The workaround is to edit the host object in Object manager and uncheck the Available to launch
applications box (--available false). This removes the host from the list of servers that can
run applications.
List of Applications in the Desktop Start Menu Are Not Sorted Alphabetically
Problem
When using Integrated mode on Microsoft Windows client devices, users may notice that the
Start Menu entries are not sorted alphabetically.
Cause
This is caused by a Windows feature that adds new items to end of a menu rather than preserving
the alphabetical sorting.
Solution
See Microsoft KB article 177482 for details.
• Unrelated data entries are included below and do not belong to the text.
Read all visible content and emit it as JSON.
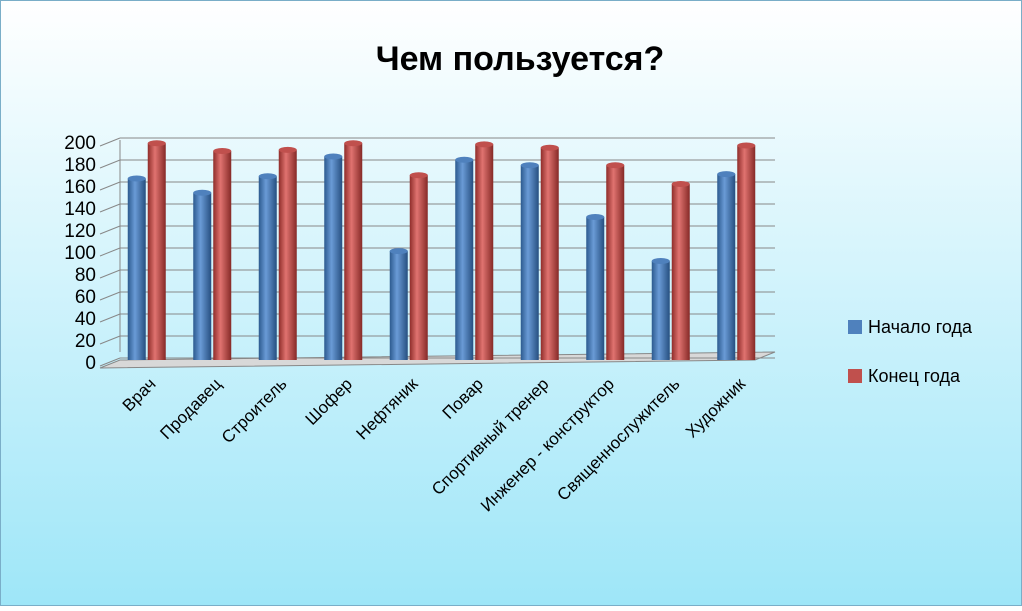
{
  "chart_data": {
    "type": "bar",
    "title": "Чем пользуется?",
    "categories": [
      "Врач",
      "Продавец",
      "Строитель",
      "Шофер",
      "Нефтяник",
      "Повар",
      "Спортивный тренер",
      "Инженер - конструктор",
      "Священнослужитель",
      "Художник"
    ],
    "series": [
      {
        "name": "Начало года",
        "color": "#4f81bd",
        "values": [
          165,
          152,
          167,
          185,
          99,
          182,
          177,
          130,
          90,
          169
        ]
      },
      {
        "name": "Конец года",
        "color": "#c0504d",
        "values": [
          197,
          190,
          191,
          197,
          168,
          196,
          193,
          177,
          160,
          195
        ]
      }
    ],
    "ylim": [
      0,
      200
    ],
    "yticks": [
      0,
      20,
      40,
      60,
      80,
      100,
      120,
      140,
      160,
      180,
      200
    ],
    "grid": true,
    "legend": "right"
  }
}
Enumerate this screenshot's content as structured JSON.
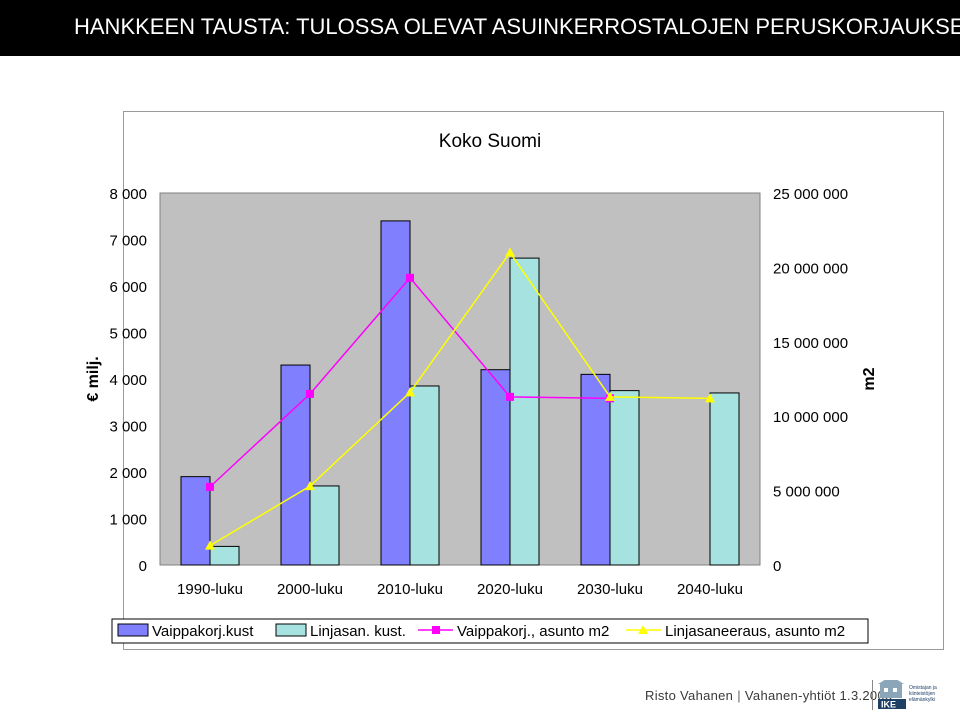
{
  "slide": {
    "title": "HANKKEEN TAUSTA: TULOSSA OLEVAT ASUINKERROSTALOJEN PERUSKORJAUKSET"
  },
  "footer": {
    "author": "Risto Vahanen",
    "org": "Vahanen-yhtiöt",
    "date": "1.3.2005",
    "logo_text": "IKE",
    "logo_lines": [
      "Omistajan ja",
      "kiinteistöjen",
      "elämänkylki"
    ]
  },
  "colors": {
    "plot_bg": "#c0c0c0",
    "bar1": "#8080ff",
    "bar2": "#a6e3e0",
    "line1": "#ff00ff",
    "line2": "#ffff00"
  },
  "chart_data": {
    "type": "bar",
    "title": "Koko Suomi",
    "ylabel": "€ milj.",
    "y2label": "m2",
    "categories": [
      "1990-luku",
      "2000-luku",
      "2010-luku",
      "2020-luku",
      "2030-luku",
      "2040-luku"
    ],
    "ylim": [
      0,
      8000
    ],
    "y_ticks": [
      0,
      1000,
      2000,
      3000,
      4000,
      5000,
      6000,
      7000,
      8000
    ],
    "y_tick_labels": [
      "0",
      "1 000",
      "2 000",
      "3 000",
      "4 000",
      "5 000",
      "6 000",
      "7 000",
      "8 000"
    ],
    "y2lim": [
      0,
      25000000
    ],
    "y2_ticks": [
      0,
      5000000,
      10000000,
      15000000,
      20000000,
      25000000
    ],
    "y2_tick_labels": [
      "0",
      "5 000 000",
      "10 000 000",
      "15 000 000",
      "20 000 000",
      "25 000 000"
    ],
    "grid": false,
    "legend_position": "bottom",
    "series": [
      {
        "name": "Vaippakorj.kust",
        "kind": "bar",
        "axis": "left",
        "values": [
          1900,
          4300,
          7400,
          4200,
          4100,
          0
        ]
      },
      {
        "name": "Linjasan. kust.",
        "kind": "bar",
        "axis": "left",
        "values": [
          400,
          1700,
          3850,
          6600,
          3750,
          3700
        ]
      },
      {
        "name": "Vaippakorj., asunto m2",
        "kind": "line",
        "axis": "right",
        "marker": "square",
        "values": [
          5250000,
          11500000,
          19300000,
          11300000,
          11200000,
          null
        ]
      },
      {
        "name": "Linjasaneeraus, asunto m2",
        "kind": "line",
        "axis": "right",
        "marker": "triangle",
        "values": [
          1300000,
          5300000,
          11600000,
          21000000,
          11300000,
          11200000
        ]
      }
    ]
  }
}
Start Menu Entries Do Not Display on Sun Java Desktop
Problem
On Sun Java Desktop Systems, users may find that Start Menus entries are not created for Secure
Global Desktop when they enable Integrated mode. The Start menu entries are added when they
log out of their desktop and log in again.
Cause
A known issue with the Gnome panel.
Solution
The solution is to install the following patches:
119906-05 for Solaris OS on SPARC platforms
119907-05 for Solaris OS on x86 platforms
The workaround is to log out of the desktop and log in again.
Documentation Issues
The following are the known documentation issues with this release:
Correction to the Integrated Client Documentation
Instructions for Relocating the Webtop to Another Host Do Not Work for the Integrated
Client
Correction to Supported Versions of SecurID
Correction to Instructions for Securing Connections to Microsoft Active Directory
tarantella license query command
Multiple External DNS Names and Server Certificates
Copy and Paste Documentation
Instructions for Relocating the Webtop to Another Host Do Not Work for the
Integrated Client
The page Relocating the browser-based webtop to your own JSP container contains instructions
for moving the webtop to another host.
These instructions are valid if you want to work in Webtop mode. To use the Integrated Client,
however, you must also copy the Axis web application to the remote host. Copy everything in
the /opt/tarantella/webserver/tomcat/5.0.28_axis1.2/webapps/axis directory to the
remote host.
Note The axis directory contains several symbolic links, ensure these links are followed when
you copy the directory.
Correction to Supported Versions of SecurID
The Secure Global Desktop Administration Guide incorrectly states that the SecurID login
authority works with versions 4 and 5 of the RSA ACE/Server.
This login authority works with versions 4, 5 and 6.